[v2,1/5] app/testpmd: clock gettime call in throughput calculation

Message ID 20200626220943.22526-1-honnappa.nagarahalli@arm.com (mailing list archive)
State Superseded, archived
Delegated to: Ferruh Yigit
Headers
Series [v2,1/5] app/testpmd: clock gettime call in throughput calculation |

Checks

Context Check Description
ci/checkpatch success coding style OK
ci/iol-broadcom-Performance success Performance Testing PASS
ci/iol-intel-Performance success Performance Testing PASS
ci/iol-nxp-Performance success Performance Testing PASS
ci/iol-mellanox-Performance success Performance Testing PASS
ci/Intel-compilation success Compilation OK
ci/iol-testing success Testing PASS

Commit Message

Honnappa Nagarahalli June 26, 2020, 10:09 p.m. UTC
  The throughput calculation requires a counter that measures
passing of time. However, the kernel saves and restores the PMU
state when a thread is unscheduled and scheduled. This ensures
that the PMU cycles are not counted towards a thread that is
not scheduled. Hence, when RTE_ARM_EAL_RDTSC_USE_PMU is enabled,
the PMU cycles do not represent the passing of time.
This results in incorrect calculation of throughput numbers.
Use clock_gettime system call to calculate the time passed since
last call.

Bugzilla ID: 450
Fixes: 0e106980301d ("app/testpmd: show throughput in port stats")
Cc: zhihong.wang@intel.com
Cc: stable@dpdk.org

Signed-off-by: Honnappa Nagarahalli <honnappa.nagarahalli@arm.com>
Reviewed-by: Phil Yang <phil.yang@arm.com>
Reviewed-by: Ruifeng Wang <ruifeng.wang@arm.com>
Tested-by: Phil Yang <phil.yang@arm.com>
Tested-by: Ali Alnubani <alialnu@mellanox.com>
---
v2: Updated commit log in 1/5 (Jerin)

 app/test-pmd/config.c | 44 +++++++++++++++++++++++++++++--------------
 1 file changed, 30 insertions(+), 14 deletions(-)
  

Comments

Ferruh Yigit July 6, 2020, 3:36 p.m. UTC | #1
On 6/26/2020 11:09 PM, Honnappa Nagarahalli wrote:
> The throughput calculation requires a counter that measures
> passing of time. However, the kernel saves and restores the PMU
> state when a thread is unscheduled and scheduled. This ensures
> that the PMU cycles are not counted towards a thread that is
> not scheduled. Hence, when RTE_ARM_EAL_RDTSC_USE_PMU is enabled,
> the PMU cycles do not represent the passing of time.

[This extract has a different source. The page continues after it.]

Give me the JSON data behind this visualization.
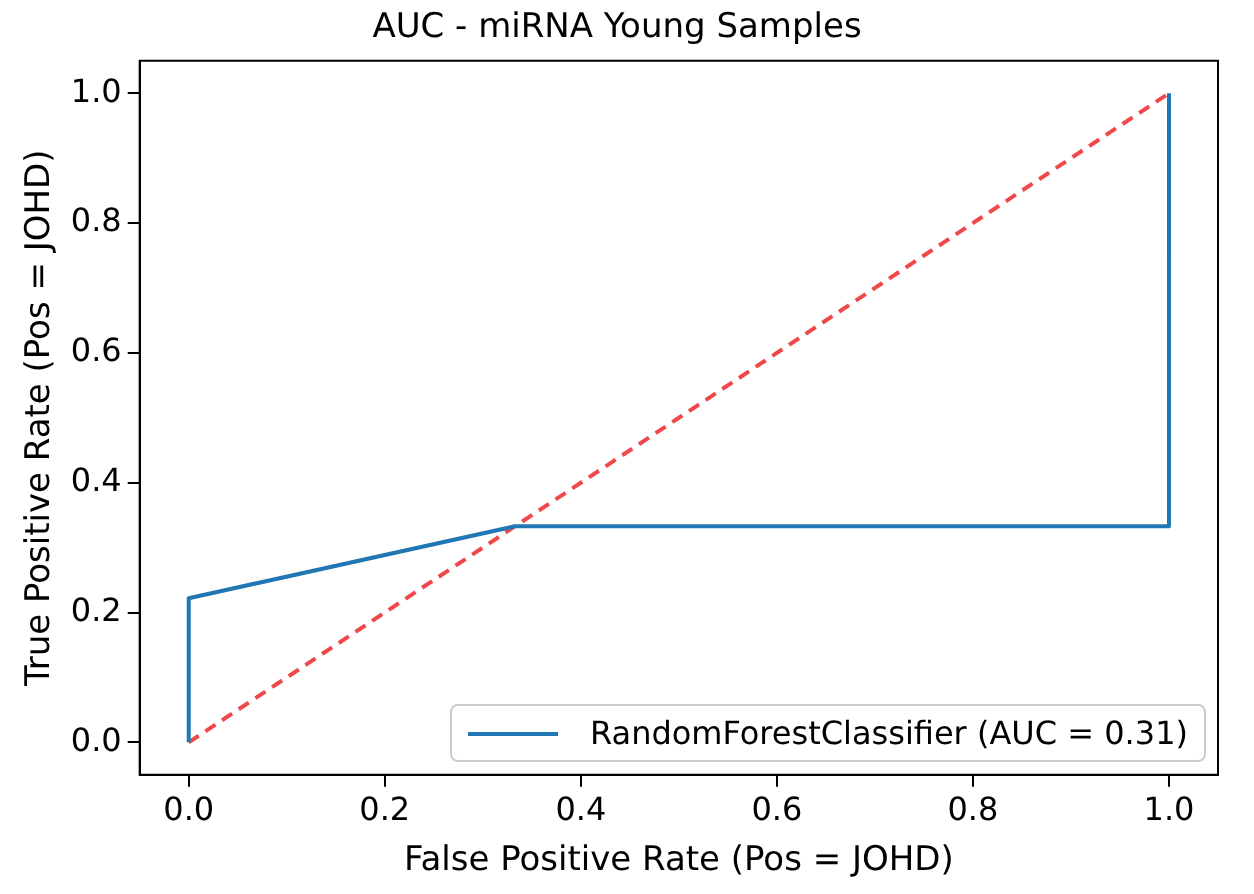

Does this mean 'rte_rdtsc()' is broken for Arm?
Wouldn't it cause more serious issue than testpmd throughput stats?

> This results in incorrect calculation of throughput numbers.
> Use clock_gettime system call to calculate the time passed since
> last call.
> 
> Bugzilla ID: 450
> Fixes: 0e106980301d ("app/testpmd: show throughput in port stats")
> Cc: zhihong.wang@intel.com
> Cc: stable@dpdk.org
> 
> Signed-off-by: Honnappa Nagarahalli <honnappa.nagarahalli@arm.com>
> Reviewed-by: Phil Yang <phil.yang@arm.com>
> Reviewed-by: Ruifeng Wang <ruifeng.wang@arm.com>
> Tested-by: Phil Yang <phil.yang@arm.com>
> Tested-by: Ali Alnubani <alialnu@mellanox.com>

<...>

> @@ -195,10 +204,17 @@ nic_stats_display(portid_t port_id)
>  		}
>  	}
>  
> -	diff_cycles = prev_cycles[port_id];
> -	prev_cycles[port_id] = rte_rdtsc();
> -	if (diff_cycles > 0)
> -		diff_cycles = prev_cycles[port_id] - diff_cycles;
> +	diff_ns = 0;
> +	if (clock_gettime(CLOCK_TYPE_ID, &cur_time) == 0) {

I guess 'rte_rdtsc()' is faster, but since this is not in the data path, I think
it is OK.

<...>

> @@ -217,10 +233,10 @@ nic_stats_display(portid_t port_id)
>  		(stats.obytes - prev_bytes_tx[port_id]) : 0;
>  	prev_bytes_rx[port_id] = stats.ibytes;
>  	prev_bytes_tx[port_id] = stats.obytes;
> -	mbps_rx = diff_cycles > 0 ?
> -		diff_bytes_rx * rte_get_tsc_hz() / diff_cycles : 0;
> -	mbps_tx = diff_cycles > 0 ?
> -		diff_bytes_tx * rte_get_tsc_hz() / diff_cycles : 0;
> +	mbps_rx = diff_ns > 0 ?
> +		(double)diff_bytes_rx / diff_ns * NS_PER_SEC : 0;
> +	mbps_tx = diff_ns > 0 ?
> +		(double)diff_bytes_tx / diff_ns * NS_PER_SEC : 0;

The calculation also fixes other issue in the stats.
With previous method, if the sampling between two stats is a little long,
"diff_pkts_rx * rte_get_tsc_hz()" can overflow and produce wrong 'bps'.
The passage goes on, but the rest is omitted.